The movie has some of the most hilariously bad acting, especially from the villains. I also love the part where the main character starts keeling out about Anjo's 26.6k modem, although I was also alive at the time and have an old rolling stone with an ad for the same modem, like it wasn't about to be replaced in the next few years.. This movie lives in my nostalgia as something me and my friends were obsessed with when it came out.

Still super fun to watch. I love hacking montages in movies, the weird 3d computer graphics. Its also objectively better than Swordfish in every way

[–] nico@ipv6.social 8 points 1 week ago

@atomicpoet @movies TL;DR: you are old, but friendly. Here, take my cane, I can sit down for a moment.

[–] stoy@lemmy.zip 8 points 1 week ago

Never fear, I is here!

I also like the fancy keyboards the bad guys use in the scene with Penn Jillette, basically a sheet of acrylic with holes drilled into it so it looks like a futuristic keyboard.

[–] BrilliantantTurd4361@sh.itjust.works 8 points 1 week ago* (last edited 1 week ago)

Social engineering is hacking 101!

[–] radish@lemmy.blahaj.zone 7 points 1 week ago (1 children)

One of my favorite movies, loved Matthew Lillard in this. Hack the planet!!

[–] Jarix@lemmy.world 4 points 6 days ago

I use "it's in the place I put that thing that time" more times than I can count

[–] SaveTheTuaHawk@lemmy.ca 6 points 1 week ago

Johnny Miller actually married Anjelina Jolie after filming together. He was first in a line of disasters.

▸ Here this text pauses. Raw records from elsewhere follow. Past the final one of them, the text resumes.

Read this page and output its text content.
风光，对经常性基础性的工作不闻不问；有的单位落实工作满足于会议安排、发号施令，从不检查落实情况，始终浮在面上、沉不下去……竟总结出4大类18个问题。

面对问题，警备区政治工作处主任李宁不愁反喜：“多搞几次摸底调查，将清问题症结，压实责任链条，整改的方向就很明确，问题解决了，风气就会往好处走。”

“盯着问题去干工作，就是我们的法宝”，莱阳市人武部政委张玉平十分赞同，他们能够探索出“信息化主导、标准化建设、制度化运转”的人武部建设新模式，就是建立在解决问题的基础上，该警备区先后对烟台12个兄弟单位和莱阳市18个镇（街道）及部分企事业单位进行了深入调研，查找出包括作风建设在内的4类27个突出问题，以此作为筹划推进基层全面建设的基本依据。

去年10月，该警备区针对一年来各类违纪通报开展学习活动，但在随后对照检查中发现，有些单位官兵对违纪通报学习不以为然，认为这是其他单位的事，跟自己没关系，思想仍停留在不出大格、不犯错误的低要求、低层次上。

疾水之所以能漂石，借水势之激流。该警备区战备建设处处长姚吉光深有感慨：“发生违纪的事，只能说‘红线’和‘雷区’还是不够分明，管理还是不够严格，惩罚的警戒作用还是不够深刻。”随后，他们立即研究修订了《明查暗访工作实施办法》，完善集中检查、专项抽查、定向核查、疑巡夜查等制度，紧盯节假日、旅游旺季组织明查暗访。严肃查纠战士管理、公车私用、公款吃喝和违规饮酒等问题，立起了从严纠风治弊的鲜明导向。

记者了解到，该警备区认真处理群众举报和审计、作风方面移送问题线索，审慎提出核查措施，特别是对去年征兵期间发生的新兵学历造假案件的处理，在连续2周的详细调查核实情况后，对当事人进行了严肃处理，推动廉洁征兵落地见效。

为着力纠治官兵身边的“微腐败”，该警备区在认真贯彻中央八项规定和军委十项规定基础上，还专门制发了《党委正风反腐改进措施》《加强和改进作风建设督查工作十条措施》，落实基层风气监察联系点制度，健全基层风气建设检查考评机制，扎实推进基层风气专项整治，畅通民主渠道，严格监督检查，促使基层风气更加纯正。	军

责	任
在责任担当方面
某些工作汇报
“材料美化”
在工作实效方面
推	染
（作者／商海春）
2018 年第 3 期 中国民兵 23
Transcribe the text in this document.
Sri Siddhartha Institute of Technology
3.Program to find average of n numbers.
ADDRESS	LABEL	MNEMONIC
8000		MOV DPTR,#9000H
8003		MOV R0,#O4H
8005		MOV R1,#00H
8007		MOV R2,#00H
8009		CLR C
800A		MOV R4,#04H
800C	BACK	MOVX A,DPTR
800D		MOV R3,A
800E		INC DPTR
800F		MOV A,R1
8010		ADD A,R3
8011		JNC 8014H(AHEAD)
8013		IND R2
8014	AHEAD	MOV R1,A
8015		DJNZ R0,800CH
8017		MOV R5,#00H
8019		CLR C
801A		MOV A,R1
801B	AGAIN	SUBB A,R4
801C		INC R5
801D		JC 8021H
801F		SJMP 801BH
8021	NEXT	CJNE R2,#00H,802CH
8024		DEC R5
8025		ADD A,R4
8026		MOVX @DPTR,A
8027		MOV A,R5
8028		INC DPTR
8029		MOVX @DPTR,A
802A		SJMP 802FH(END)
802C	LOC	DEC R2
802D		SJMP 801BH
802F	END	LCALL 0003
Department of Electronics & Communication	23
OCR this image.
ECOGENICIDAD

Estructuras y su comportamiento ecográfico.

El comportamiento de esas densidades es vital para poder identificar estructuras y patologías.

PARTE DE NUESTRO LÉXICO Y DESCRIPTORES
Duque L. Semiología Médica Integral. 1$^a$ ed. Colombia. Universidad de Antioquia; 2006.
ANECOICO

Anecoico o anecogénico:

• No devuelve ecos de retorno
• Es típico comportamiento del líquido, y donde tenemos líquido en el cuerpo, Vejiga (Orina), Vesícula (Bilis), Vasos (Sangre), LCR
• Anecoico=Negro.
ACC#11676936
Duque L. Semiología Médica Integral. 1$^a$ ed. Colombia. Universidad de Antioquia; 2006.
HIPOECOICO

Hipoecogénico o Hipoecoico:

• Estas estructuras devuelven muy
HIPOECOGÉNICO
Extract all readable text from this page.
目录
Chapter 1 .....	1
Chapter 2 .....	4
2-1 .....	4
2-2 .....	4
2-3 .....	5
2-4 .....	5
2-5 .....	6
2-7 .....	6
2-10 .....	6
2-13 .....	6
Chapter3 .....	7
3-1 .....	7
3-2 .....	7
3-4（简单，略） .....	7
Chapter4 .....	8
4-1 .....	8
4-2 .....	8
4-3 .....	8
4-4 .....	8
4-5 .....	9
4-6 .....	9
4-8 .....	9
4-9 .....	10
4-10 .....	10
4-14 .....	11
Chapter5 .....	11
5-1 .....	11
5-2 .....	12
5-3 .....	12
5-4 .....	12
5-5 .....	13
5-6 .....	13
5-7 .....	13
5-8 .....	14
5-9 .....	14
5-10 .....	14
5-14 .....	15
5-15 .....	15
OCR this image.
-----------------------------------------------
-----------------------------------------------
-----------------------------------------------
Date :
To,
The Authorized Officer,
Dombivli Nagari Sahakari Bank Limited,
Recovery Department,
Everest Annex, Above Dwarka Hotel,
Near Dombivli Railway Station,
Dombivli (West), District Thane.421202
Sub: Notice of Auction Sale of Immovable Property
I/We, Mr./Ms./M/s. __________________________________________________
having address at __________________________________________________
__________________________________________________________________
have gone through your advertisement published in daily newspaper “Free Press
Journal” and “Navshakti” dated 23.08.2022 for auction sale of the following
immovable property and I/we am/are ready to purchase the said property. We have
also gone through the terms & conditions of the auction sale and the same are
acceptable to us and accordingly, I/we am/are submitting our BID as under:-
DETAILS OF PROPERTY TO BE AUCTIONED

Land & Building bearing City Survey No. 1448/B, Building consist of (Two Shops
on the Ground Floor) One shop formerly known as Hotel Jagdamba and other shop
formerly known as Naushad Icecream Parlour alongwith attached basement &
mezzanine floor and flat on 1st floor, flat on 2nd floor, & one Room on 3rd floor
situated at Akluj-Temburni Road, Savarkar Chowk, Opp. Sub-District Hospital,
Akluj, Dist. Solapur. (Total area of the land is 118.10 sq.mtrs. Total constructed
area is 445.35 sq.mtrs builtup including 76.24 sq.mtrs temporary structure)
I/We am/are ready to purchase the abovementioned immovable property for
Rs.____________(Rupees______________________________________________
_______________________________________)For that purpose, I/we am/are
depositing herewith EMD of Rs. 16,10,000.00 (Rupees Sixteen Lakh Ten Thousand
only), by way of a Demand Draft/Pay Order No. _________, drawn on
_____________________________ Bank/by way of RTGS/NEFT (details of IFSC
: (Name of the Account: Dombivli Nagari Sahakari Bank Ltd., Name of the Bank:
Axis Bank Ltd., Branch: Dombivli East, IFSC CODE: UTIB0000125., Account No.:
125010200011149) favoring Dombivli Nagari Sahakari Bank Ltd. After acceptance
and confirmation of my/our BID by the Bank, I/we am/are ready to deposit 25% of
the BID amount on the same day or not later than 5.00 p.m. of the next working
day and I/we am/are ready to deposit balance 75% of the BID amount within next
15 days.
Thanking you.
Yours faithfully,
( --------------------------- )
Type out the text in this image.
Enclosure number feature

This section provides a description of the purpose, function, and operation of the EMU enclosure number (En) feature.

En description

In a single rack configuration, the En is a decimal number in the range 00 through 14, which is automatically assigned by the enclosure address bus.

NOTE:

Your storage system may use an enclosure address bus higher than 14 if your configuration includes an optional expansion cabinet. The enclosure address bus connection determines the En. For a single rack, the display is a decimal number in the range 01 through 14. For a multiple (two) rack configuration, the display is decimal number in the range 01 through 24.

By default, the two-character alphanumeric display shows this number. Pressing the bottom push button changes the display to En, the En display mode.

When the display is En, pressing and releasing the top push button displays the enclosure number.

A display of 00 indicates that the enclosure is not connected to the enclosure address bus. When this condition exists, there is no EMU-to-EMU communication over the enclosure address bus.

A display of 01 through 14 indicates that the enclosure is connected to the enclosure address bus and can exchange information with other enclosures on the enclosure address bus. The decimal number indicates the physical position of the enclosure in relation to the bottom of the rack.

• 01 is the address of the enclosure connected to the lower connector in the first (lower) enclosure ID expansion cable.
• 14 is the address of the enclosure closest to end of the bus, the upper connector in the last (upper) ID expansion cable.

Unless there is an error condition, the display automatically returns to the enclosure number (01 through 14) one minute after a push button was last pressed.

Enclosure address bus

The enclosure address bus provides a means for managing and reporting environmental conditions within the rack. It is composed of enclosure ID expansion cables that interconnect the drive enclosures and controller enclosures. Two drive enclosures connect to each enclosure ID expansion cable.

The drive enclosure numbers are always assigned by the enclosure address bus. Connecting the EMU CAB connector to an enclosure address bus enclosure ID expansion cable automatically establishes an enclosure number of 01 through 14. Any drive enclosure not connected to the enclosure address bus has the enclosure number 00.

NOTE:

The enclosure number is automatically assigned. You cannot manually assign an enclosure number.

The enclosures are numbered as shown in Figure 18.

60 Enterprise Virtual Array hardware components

[–] DoucheBagMcSwag@lemmy.dbzer0.com 6 points 1 week ago* (last edited 1 week ago) (2 children)

Voodoo People by The Prodigy still hits hard on this soundtrack

Pendulum Remix is the best version though

https://youtu.be/XQEBzauVIlA

[–] SaveTheTuaHawk@lemmy.ca 2 points 5 days ago

90s was peak everything. Enshittification started in 2001, the day after 9/11. Which would be 9/12.

[–] zod000@lemmy.dbzer0.com 5 points 1 week ago

Honestly the whole soundtrack is pretty excellent.

[–] steeznson@lemmy.world 6 points 1 week ago (15 children)

Nice write up.

I, too, love an em-dash but sometimes you are using them where a comma or semi-colon might read better.